Package Business Capabilities for Composable Commerce
PBCs are independently deployable and scalable. They match the modularity element of composable commerce. When your business focuses on the value of its modular components, relying on PBCs is advantageous over developing an app with a series of granular microservices.
Some of the benefits include:
Packaged business capabilities allow you to develop more user-friendly dashboards and administrator tools. It’s more practical to build UIs for various business capabilities, such as catalog, payments and checkout, accounts, and inventory.
PBCs are simpler to establish and maintain. This is because a series of APIs with a single PBC are deployed and executed as one unit. Therefore, updating and integrating new elements does not need significant change management.
Composable architecture lets business teams participate in the development and deployment of new features and experiences. The elements and their functions in the business are easier to identify. Therefore, both IT and business teams can engage in the development of the application roadmap.
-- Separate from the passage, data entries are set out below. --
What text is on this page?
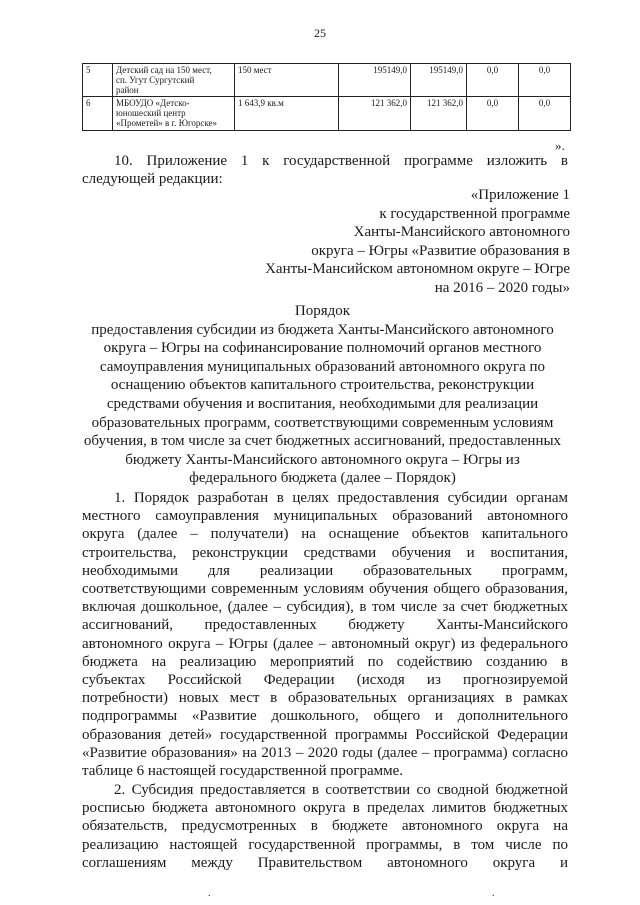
25
5	Детский сад на 150 мест,
сп. Угут Сургутский
район	150 мест	195149,0	195149,0	0,0	0,0
6	МБОУДО «Детско-
юношеский центр
«Прометей» в г. Югорске»	1 643,9 кв.м	121 362,0	121 362,0	0,0	0,0
».
10. Приложение 1 к государственной программе изложить в
следующей редакции:
«Приложение 1
к государственной программе
Ханты-Мансийского автономного
округа – Югры «Развитие образования в
Ханты-Мансийском автономном округе – Югре
на 2016 – 2020 годы»
Порядок
предоставления субсидии из бюджета Ханты-Мансийского автономного
округа – Югры на софинансирование полномочий органов местного
самоуправления муниципальных образований автономного округа по
оснащению объектов капитального строительства, реконструкции
средствами обучения и воспитания, необходимыми для реализации
образовательных программ, соответствующими современным условиям
обучения, в том числе за счет бюджетных ассигнований, предоставленных
бюджету Ханты-Мансийского автономного округа – Югры из
федерального бюджета (далее – Порядок)
1. Порядок разработан в целях предоставления субсидии органам
местного самоуправления муниципальных образований автономного
округа (далее – получатели) на оснащение объектов капитального
строительства, реконструкции средствами обучения и воспитания,
необходимыми для реализации образовательных программ,
соответствующими современным условиям обучения общего образования,
включая дошкольное, (далее – субсидия), в том числе за счет бюджетных
ассигнований, предоставленных бюджету Ханты-Мансийского
автономного округа – Югры (далее – автономный округ) из федерального
бюджета на реализацию мероприятий по содействию созданию в
субъектах Российской Федерации (исходя из прогнозируемой
потребности) новых мест в образовательных организациях в рамках
подпрограммы «Развитие дошкольного, общего и дополнительного
образования детей» государственной программы Российской Федерации
«Развитие образования» на 2013 – 2020 годы (далее – программа) согласно
таблице 6 настоящей государственной программе.
2. Субсидия предоставляется в соответствии со сводной бюджетной
росписью бюджета автономного округа в пределах лимитов бюджетных
обязательств, предусмотренных в бюджете автономного округа на
реализацию настоящей государственной программы, в том числе по
соглашениям между Правительством автономного округа и
.	.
Can a Monolith App Be a PBC?
Yes. If an application scope is minute and consumed as a whole or is virtually indivisible by the user, it can be considered a PBC. For instance, a payment gateway with multiple APIs can be considered a PBC.
Packaged business capabilities (PBCs) are services or apps built around a specific business function. They are standalone and completely autonomous. Also, they form the building blocks for larger application suites, all of which are connected through APIs. If well-implemented, PBCs can simplify the development process.